Either way, it's a hell of an outlier, as we've already established.

...Yet it also contains its own rationalization in a neat package. The idea of lightspeed observations connecting two timeframes and establishing the latter when we know the former from history books requires us to know the distance - and that's something we are really hard pressed to do when one end of the observation setup is capable of outrunning a starship!

Sometimes we have episodes in need of retconning for lack of compatibility, sometimes episodes with major internal shortcomings; here we have an internal feature enabling and indeed necessitating a painless retcon! If the writers wanted us to believe in the 900-yrs-in-future model, this wasn't the way to write it...

Timo Saloniemi
 
One thing I didn't, even at the time, like about The Motion Picture was that tag-line 'The Human Adventure Is Just Beginning'. I don't know why, but it struck me as un-trek-ish and cold.

Well, I find the movie very un-Trekish and cold, so the tagline sums that film up perfectly for me!

TMP was trying very, very hard to be 2001: A Space Odyssey when it should've been trying harder to be TOS. :)
 
However in "The Squire of Gothos", where Trelane is discussing Napoleon's exploits of the early 1800's, you have a crewman commenting to Kirk:

JAEGER: "Notice the period, Captain. Nine hundred light years from Earth.

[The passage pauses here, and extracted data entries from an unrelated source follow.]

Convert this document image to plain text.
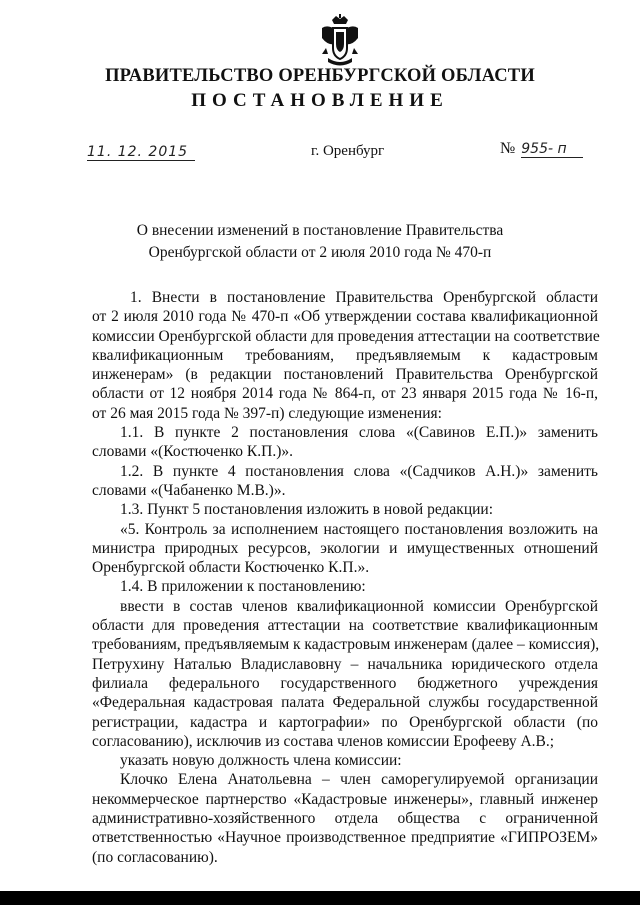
ПРАВИТЕЛЬСТВО ОРЕНБУРГСКОЙ ОБЛАСТИ
ПОСТАНОВЛЕНИЕ
11. 12. 2015	г. Оренбург	№ 955- п
О внесении изменений в постановление Правительства
Оренбургской области от 2 июля 2010 года № 470-п
1. Внести в постановление Правительства Оренбургской области
от 2 июля 2010 года № 470-п «Об утверждении состава квалификационной
комиссии Оренбургской области для проведения аттестации на соответствие
квалификационным требованиям, предъявляемым к кадастровым
инженерам» (в редакции постановлений Правительства Оренбургской
области от 12 ноября 2014 года № 864-п, от 23 января 2015 года № 16-п,
от 26 мая 2015 года № 397-п) следующие изменения:
1.1. В пункте 2 постановления слова «(Савинов Е.П.)» заменить
словами «(Костюченко К.П.)».
1.2. В пункте 4 постановления слова «(Садчиков А.Н.)» заменить
словами «(Чабаненко М.В.)».
1.3. Пункт 5 постановления изложить в новой редакции:
«5. Контроль за исполнением настоящего постановления возложить на
министра природных ресурсов, экологии и имущественных отношений
Оренбургской области Костюченко К.П.».
1.4. В приложении к постановлению:
ввести в состав членов квалификационной комиссии Оренбургской
области для проведения аттестации на соответствие квалификационным
требованиям, предъявляемым к кадастровым инженерам (далее – комиссия),
Петрухину Наталью Владиславовну – начальника юридического отдела
филиала федерального государственного бюджетного учреждения
«Федеральная кадастровая палата Федеральной службы государственной
регистрации, кадастра и картографии» по Оренбургской области (по
согласованию), исключив из состава членов комиссии Ерофееву А.В.;
указать новую должность члена комиссии:
Клочко Елена Анатольевна – член саморегулируемой организации
некоммерческое партнерство «Кадастровые инженеры», главный инженер
административно-хозяйственного отдела общества с ограниченной
ответственностью «Научное производственное предприятие «ГИПРОЗЕМ»
(по согласованию).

It's what might be seen through a viewing scope if it were powerful enough."
^^^
And suddenly, Star Trek is firmly in the early 28th century.

That works under the assumption that Trelane viewed Earth though a viewing scope. Trelane says he's been looking in, but doesn't give any details on the how.
 
However in "The Squire of Gothos", where Trelane is discussing Napoleon's exploits of the early 1800's, you have a crewman commenting to Kirk:

JAEGER: "Notice the period, Captain. Nine hundred light years from Earth. It's what might be seen through a viewing scope if it were powerful enough."
^^^
And suddenly, Star Trek is firmly in the early 28th century.

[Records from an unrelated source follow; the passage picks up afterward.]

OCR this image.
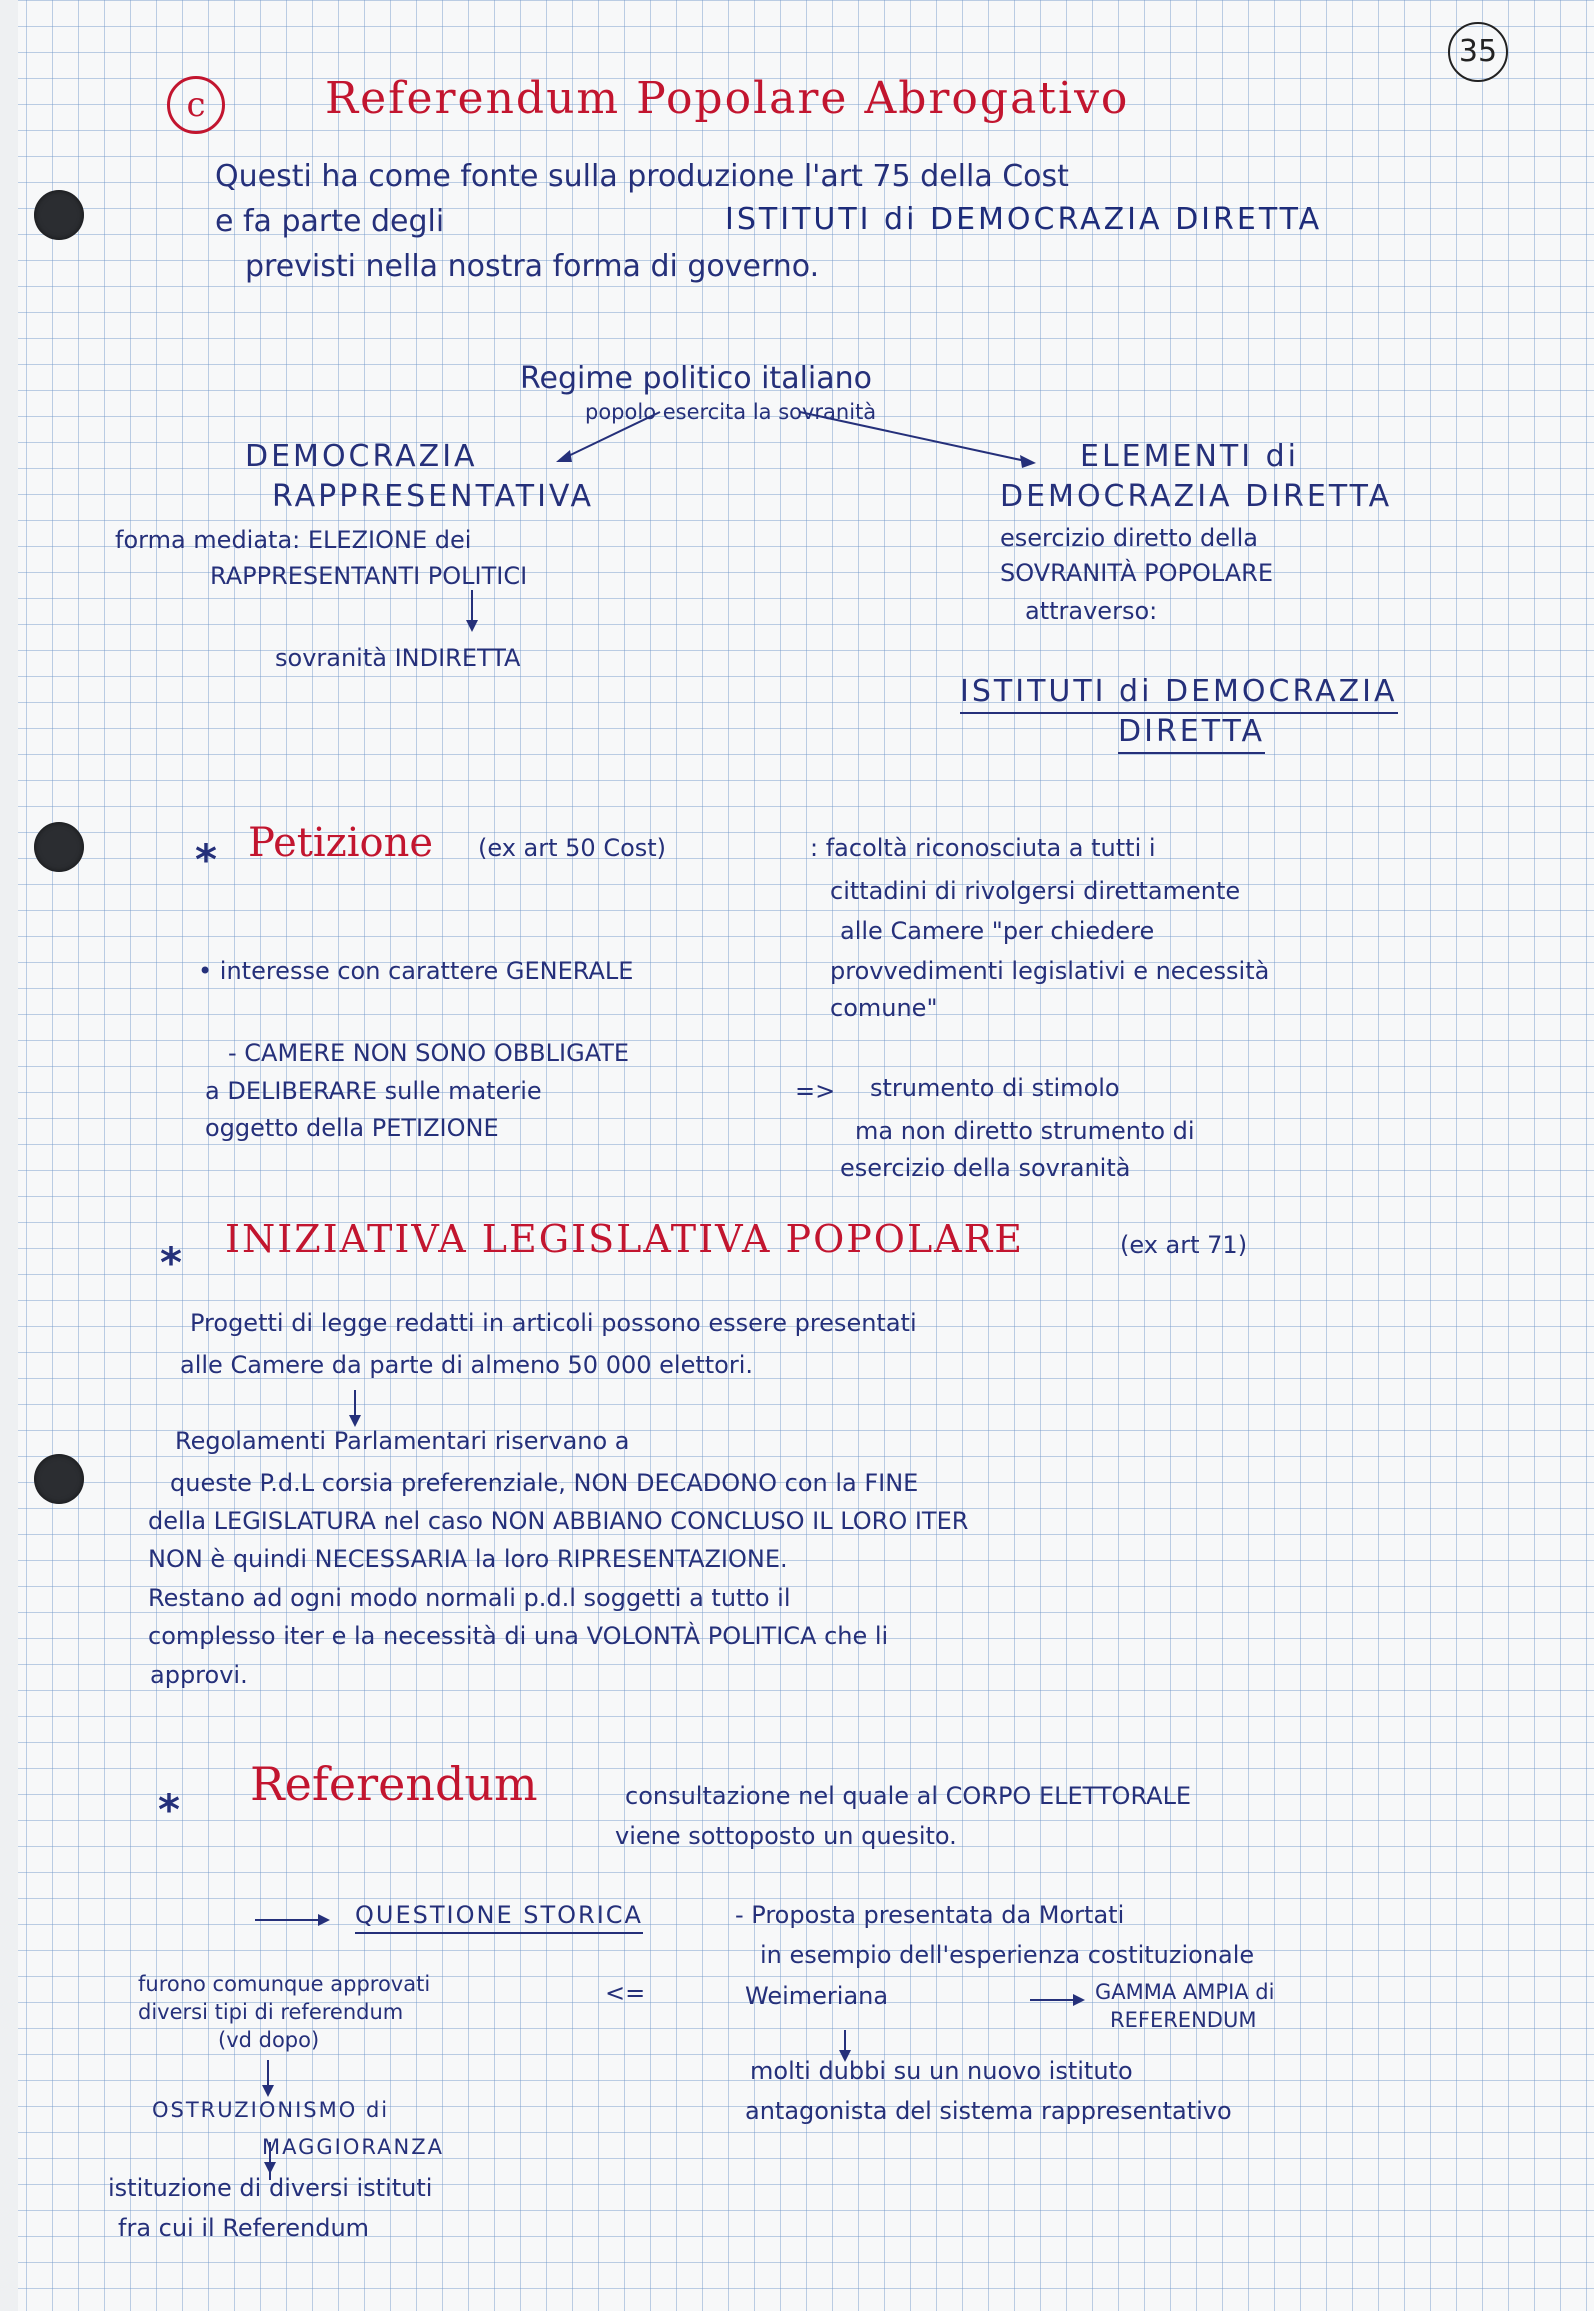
35
c	Referendum Popolare Abrogativo
Questi ha come fonte sulla produzione l'art 75 della Cost
e fa parte degli	ISTITUTI di DEMOCRAZIA DIRETTA
previsti nella nostra forma di governo.
Regime politico italiano
popolo esercita la sovranità
DEMOCRAZIA
RAPPRESENTATIVA
forma mediata: ELEZIONE dei
RAPPRESENTANTI POLITICI
sovranità INDIRETTA
ELEMENTI di
DEMOCRAZIA DIRETTA
esercizio diretto della
SOVRANITÀ POPOLARE
attraverso:
ISTITUTI di DEMOCRAZIA
DIRETTA
* Petizione (ex art 50 Cost)	: facoltà riconosciuta a tutti i
cittadini di rivolgersi direttamente
alle Camere "per chiedere
provvedimenti legislativi e necessità
comune"
• interesse con carattere GENERALE
- CAMERE NON SONO OBBLIGATE
a DELIBERARE sulle materie
oggetto della PETIZIONE
=> strumento di stimolo
ma non diretto strumento di
esercizio della sovranità
* INIZIATIVA LEGISLATIVA POPOLARE	(ex art 71)
Progetti di legge redatti in articoli possono essere presentati
alle Camere da parte di almeno 50 000 elettori.
Regolamenti Parlamentari riservano a
queste P.d.L corsia preferenziale, NON DECADONO con la FINE
della LEGISLATURA nel caso NON ABBIANO CONCLUSO IL LORO ITER
NON è quindi NECESSARIA la loro RIPRESENTAZIONE.
Restano ad ogni modo normali p.d.l soggetti a tutto il
complesso iter e la necessità di una VOLONTÀ POLITICA che li
approvi.
* Referendum	consultazione nel quale al CORPO ELETTORALE
viene sottoposto un quesito.
QUESTIONE STORICA	- Proposta presentata da Mortati
in esempio dell'esperienza costituzionale
Weimeriana	GAMMA AMPIA di
REFERENDUM
molti dubbi su un nuovo istituto
antagonista del sistema rappresentativo
furono comunque approvati
diversi tipi di referendum
(vd dopo)
<=
OSTRUZIONISMO di
MAGGIORANZA
istituzione di diversi istituti
fra cui il Referendum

That works under the assumption that Trelane viewed Earth though a viewing scope. Trelane says he's been looking in, but doesn't give any details on the how.

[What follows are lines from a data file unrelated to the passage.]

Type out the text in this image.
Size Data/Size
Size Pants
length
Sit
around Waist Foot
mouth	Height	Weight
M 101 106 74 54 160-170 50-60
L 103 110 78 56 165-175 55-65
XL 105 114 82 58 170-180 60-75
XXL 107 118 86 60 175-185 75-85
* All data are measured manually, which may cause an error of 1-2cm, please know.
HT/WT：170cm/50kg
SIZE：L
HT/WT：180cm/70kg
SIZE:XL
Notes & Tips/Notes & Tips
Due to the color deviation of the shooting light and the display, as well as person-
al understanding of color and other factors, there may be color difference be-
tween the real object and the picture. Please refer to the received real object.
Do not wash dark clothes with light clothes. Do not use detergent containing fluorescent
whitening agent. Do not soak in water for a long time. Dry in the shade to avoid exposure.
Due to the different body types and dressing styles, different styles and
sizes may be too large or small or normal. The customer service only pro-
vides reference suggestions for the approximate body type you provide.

Though we can rule out any simple optical system. Leaving aside the problems of seeing stuff through the Earth's atmosphere and, ah, roofs, to get one-meter resolution at 900 light years requires being able to discern things that are about 0.000 000 000 000 000 000 1 degrees apart, which you're not going to be doing with visible light; you'd need a lens aperture more than thirty times the distance between the Earth and the Moon in diameter. And much of the stuff in Trelane's castle was even smaller than that, implying a really big lens.

Technologies other than simple telescopes have to have been at work (I would accept wormholes reducing the effective distance Trelane-to-Earth) and so, really, a lot of things suddenly go.
 
For what it is worth, the bottle of Dom used to christen the Enterprise "B" is labeled "2265" in "The Movie That Shall Not be Named, For Some."